長野は日本一、美術館・博物館が多い県。しかも、世界的に著名な建築家の名作揃いです。そこで「建築と自然」をテーマに、今訪ねたい館を厳選。小諸と東京に拠点を持つ建築家・工藤桃子さんに案内してもらいました。

photo: Satoshi Nagare / text: Masae Wako

「安藤忠雄、伊東豊雄、今井兼次、菊竹清訓、谷口吉生、内藤廣、西沢立衛、宮崎浩、宮本忠長、村野藤吾。長野の美術館・博物館は、世界的な建築家による名作揃い。しかも、どの館も長野の山の景色を生かした造りになっているんです」と話すのは、小諸と東京にアトリエを持つ建築家の工藤桃子さん。注目は2021年春にリニューアルオープンした長野県立美術館本館。

1966年に林昌二が設計した旧信濃美術館を、宮崎浩+プランツアソシエイツが全面改築したものだ。

「誰でも自由に入れる屋上広場に出ると、西の正面に善光寺の檜皮葺き屋根が見え、奥には美しい山が広がっている。町の象徴である善光寺と、“つながる”建築が新鮮です」

その建物は北側の水辺テラスを介し、谷口吉生が90年に設計した東山魁夷館ともつながりを持つ。

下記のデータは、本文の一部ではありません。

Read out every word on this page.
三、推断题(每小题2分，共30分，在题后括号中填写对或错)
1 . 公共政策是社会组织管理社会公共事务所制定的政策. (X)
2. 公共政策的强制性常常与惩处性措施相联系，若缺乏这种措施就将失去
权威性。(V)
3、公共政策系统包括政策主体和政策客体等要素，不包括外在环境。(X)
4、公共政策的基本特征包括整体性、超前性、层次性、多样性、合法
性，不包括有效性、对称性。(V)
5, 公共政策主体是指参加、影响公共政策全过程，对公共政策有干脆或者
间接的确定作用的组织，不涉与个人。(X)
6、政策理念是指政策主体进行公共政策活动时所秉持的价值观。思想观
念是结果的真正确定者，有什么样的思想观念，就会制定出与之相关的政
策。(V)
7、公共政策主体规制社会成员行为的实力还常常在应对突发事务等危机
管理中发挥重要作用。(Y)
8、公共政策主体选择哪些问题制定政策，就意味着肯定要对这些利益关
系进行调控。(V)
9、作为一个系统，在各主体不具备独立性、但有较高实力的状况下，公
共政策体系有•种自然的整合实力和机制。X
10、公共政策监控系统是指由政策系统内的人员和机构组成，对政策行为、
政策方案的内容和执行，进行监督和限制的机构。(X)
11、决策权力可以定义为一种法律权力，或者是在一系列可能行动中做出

「展示を見終わって最後の扉が開くと、突然、水盤のある中庭が現れる。水面の光が天井に反射する光景に、一瞬で心掴まれます。描かれた自然に和んだところで、本物の自然と出会う。建築の美しい仕掛けです」

長野県立美術館(本館)

設計:宮崎浩+プランツアソシエイツ

2021年4月リニューアルオープン。善光寺東側の城山公園内に立ち、菱田春草など信州出身作家の作品を収蔵。改築にあたり宮崎は、善光寺~本館~東山魁夷館が「連歌のようにつながる美術館」を考案。土地の高低差を生かしつつ水庭や屋上デッキを配し、周囲の豊かな景観と一体化する場を造った。

長野県立美術館(東山魁夷館)

設計:谷口吉生

1990年開館、2019年リニューアルオープン。茅野市の御射鹿池を描いた「緑響く」や遺作「夕星」など、稀代の日本画家・東山魁夷の作品を970点余収蔵。

魁夷は18歳の時に旅した木曽の風景に感銘を受けて以降、信州を故郷と呼び、その風景を多く描写。晩年には自ら作品を県へ寄贈した。魁夷と親交のあった世界的建築家の谷口は、作品の額縁となるよう直線的な造形を意図。池のある中庭や低い塀により、市民が気軽に立ち寄れる開放感を生んだ。